The anti-secrecy international organisation was founded in 2006 by Australian Julian Assange. The non-profit group calls itself a media organisation and also acts as an online "drop box" for anonymous sources to leak information and documents to journalists. In 2010, WikiLeaks became more prominent after releasing the "Collateral Murder" video, which showed US Army helicopter firing on a group of mostly unarmed men, two of whom were journalists.
Assange’s Wikileaks Party in crisis ahead of Australian poll
Agence France-Presse in Sydney
Julian Assange's WikiLeaks Party was in crisis yesterday after one of its most prominent Australian election candidates quit, saying she was disillusioned with its lack of democracy.
Ethicist Leslie Cannold was the party's No 2 candidate for the Senate behind Assange. She would probably have taken his place in the upper house in the event the party won seats in the September 7 poll and its leader unable to return to Australia.
"Even if I stop campaigning this minute, remaining in my role implicitly invites voters to trust The Wikileaks Party," Cannold said.
"By staying in this role I am implicitly vouching for the worthiness of this party to receive the votes of the Australian people.

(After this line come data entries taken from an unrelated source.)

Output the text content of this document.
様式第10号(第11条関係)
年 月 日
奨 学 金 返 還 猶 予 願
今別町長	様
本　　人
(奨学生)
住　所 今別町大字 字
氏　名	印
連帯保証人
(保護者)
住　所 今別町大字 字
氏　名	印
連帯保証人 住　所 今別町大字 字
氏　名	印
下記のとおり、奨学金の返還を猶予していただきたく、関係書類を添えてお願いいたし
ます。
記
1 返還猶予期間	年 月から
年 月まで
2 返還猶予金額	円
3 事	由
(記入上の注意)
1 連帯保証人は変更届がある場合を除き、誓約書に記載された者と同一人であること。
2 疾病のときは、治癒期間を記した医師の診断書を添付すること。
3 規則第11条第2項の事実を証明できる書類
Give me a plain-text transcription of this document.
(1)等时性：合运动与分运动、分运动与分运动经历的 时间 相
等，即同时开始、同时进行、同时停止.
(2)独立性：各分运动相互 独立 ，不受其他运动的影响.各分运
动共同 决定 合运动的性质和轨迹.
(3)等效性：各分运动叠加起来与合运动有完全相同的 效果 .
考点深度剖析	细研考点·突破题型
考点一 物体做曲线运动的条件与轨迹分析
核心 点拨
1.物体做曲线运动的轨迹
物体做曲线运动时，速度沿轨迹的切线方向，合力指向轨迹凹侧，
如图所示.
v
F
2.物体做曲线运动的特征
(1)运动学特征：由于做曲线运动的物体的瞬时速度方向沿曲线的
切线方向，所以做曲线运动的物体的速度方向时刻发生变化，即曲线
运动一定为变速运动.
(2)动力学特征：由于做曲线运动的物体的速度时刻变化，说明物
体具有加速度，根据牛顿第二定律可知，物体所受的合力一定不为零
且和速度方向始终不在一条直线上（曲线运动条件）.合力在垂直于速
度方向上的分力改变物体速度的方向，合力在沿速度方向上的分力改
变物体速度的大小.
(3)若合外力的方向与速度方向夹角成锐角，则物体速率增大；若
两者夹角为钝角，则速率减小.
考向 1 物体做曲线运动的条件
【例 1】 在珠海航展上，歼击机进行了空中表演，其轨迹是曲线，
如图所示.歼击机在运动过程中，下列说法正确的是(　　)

I can no longer do this because I no longer believe it is true, and so I must resign."
The resignation comes after a debacle within the party over how it would direct its preferences towards other parties if it did not win a seat, a process that can influence how senators are chosen in Australia.
Cannold said others would also resign the party. After her announcement, Daniel Mathews, a member of the party's 11-person National Council - which includes Assange and his father, John Shipton - also quit.
Mathews, a friend of Assange since university, said he was sorry to be leaving under such circumstances. "I am afraid that my experiences with this party are not all positive," he said.